A common adoption in Arizona is a step-parent adoption, where a stepparent wishes to adopt their spouse’s minor son or daughter. Sometimes the children’s other parent passed away, or other reasons exist for terminating their parental rights.

Child Custody

Child custody disputes generally involve two separate but related issues for couples going through a divorce or unmarried parents of minor children: (1) parenting time, and (2) legal decision-making. Parenting time, or otherwise generally called “custody,” refers to which parent has a right to physically have custody of the children at different times of the month, quarter, or year. Legal decision-making refers to which parent has a right to make medical, educational, religious, and other decisions for the children. Although generally thought of as being the same thing, custody and legal decision-making are independent, and courts can make different decisions concerning these aspects so as to best meet the interests of the children.


Related to child custody is the issue of child support, which is the financial support to be provided by each parent for the lodging and clothing expenses, nourishment expenses, educational expenses, medical expenses, and other living expenses of the children.

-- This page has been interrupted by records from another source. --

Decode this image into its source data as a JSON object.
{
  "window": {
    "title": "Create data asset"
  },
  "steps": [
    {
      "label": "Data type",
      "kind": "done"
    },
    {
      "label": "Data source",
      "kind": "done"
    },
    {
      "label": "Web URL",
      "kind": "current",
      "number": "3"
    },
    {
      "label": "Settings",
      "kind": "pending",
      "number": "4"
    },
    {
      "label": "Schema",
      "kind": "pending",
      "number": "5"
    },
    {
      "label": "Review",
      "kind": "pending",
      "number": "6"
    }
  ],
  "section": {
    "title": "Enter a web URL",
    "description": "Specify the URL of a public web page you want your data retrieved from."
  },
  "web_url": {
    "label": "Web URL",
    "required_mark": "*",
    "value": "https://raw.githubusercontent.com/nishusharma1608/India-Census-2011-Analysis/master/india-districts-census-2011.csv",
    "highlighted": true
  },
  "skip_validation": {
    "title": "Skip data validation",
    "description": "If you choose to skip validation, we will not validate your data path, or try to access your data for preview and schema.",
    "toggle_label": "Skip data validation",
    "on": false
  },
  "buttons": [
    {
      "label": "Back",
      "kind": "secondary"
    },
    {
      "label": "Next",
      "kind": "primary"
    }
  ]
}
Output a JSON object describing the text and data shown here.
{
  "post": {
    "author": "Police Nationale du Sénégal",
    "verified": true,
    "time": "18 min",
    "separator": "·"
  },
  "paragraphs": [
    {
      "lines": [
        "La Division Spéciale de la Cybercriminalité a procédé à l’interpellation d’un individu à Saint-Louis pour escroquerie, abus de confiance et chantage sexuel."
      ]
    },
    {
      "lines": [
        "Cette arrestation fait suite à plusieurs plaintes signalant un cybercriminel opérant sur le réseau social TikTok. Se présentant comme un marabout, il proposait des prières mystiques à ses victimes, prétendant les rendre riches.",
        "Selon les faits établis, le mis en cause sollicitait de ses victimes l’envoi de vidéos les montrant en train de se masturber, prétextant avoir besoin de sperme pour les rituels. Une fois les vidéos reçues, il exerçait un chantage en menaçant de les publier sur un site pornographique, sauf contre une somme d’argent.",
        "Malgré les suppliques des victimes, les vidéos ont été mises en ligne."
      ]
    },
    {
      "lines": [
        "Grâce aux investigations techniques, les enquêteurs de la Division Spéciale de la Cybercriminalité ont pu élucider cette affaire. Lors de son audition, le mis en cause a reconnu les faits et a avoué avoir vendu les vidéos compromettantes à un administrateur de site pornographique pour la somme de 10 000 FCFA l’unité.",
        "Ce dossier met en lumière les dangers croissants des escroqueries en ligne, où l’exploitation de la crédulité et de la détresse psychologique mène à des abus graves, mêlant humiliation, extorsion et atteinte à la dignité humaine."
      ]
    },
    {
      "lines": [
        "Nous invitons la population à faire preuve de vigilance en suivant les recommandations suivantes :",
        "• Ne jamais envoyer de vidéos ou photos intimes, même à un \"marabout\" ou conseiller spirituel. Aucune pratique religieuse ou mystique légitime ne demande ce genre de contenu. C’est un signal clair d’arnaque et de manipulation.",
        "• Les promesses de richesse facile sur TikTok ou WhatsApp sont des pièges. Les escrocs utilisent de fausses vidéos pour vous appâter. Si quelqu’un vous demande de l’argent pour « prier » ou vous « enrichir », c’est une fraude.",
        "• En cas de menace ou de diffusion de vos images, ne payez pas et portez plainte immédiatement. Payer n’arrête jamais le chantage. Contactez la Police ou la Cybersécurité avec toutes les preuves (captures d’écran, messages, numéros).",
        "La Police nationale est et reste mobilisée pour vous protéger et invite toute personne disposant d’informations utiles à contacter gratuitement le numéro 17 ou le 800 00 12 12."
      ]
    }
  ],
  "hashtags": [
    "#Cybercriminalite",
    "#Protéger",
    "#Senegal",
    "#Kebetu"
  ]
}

A divorce is the legal process by which a marriage is dissolved. As compared to a legal separation, which can be temporary, a divorce is a final dissolution of marriage. There are typically five issues that arise during a divorce: (1) child custody and legal decision-making; (2) child support; (3) alimony (also called spousal maintenance); (4) division of assets; and (5) division of debts.


The Maricopa County Superior Court offers self-help forms for people whose family-law matters are simple, such as when a couple doesn't have substantial assets or when child custody is not an adversarial issue. If the marital community has substantial assets or debts, or child custody is disputed, or spousal maintenance is an issue, there is a risk that your soon-to-be-former spouse will try to obtain an unfair advantage. Having a competent attorney representing you will reduce that risk, and will assist you to make informed decisions.


The cost of an attorney is likely going to be substantial, but may end up being less than what you would lose if you don't hire one. And if that is the case, you should seriously consider hiring a competent attorney to represent you.


Even if you decide to negotiate your own settlement, it would be beneficial for you to have a competent attorney review your settlement to make sure you are adequately compensated. Judges in family law cases are likely to sign off on any deal placed in front of them, on the premise that both parties are adequately educated and have come to a reasonable agreement. If your spouse is represented or advised by an attorney, the deal you are being presented with will often not be in your favor. As such, it's a good idea to have your own counsel advise you.


In the end, family law cases are typically already painful enough without having to worry about being taken advantage of by the opposing party – because in cases of divorce you should not assume your soon-to-be ex-spouse has your best interests at heart. Making sure you are represented well will leave you with the peace of mind knowing that you have someone on your side to navigate through a difficult time.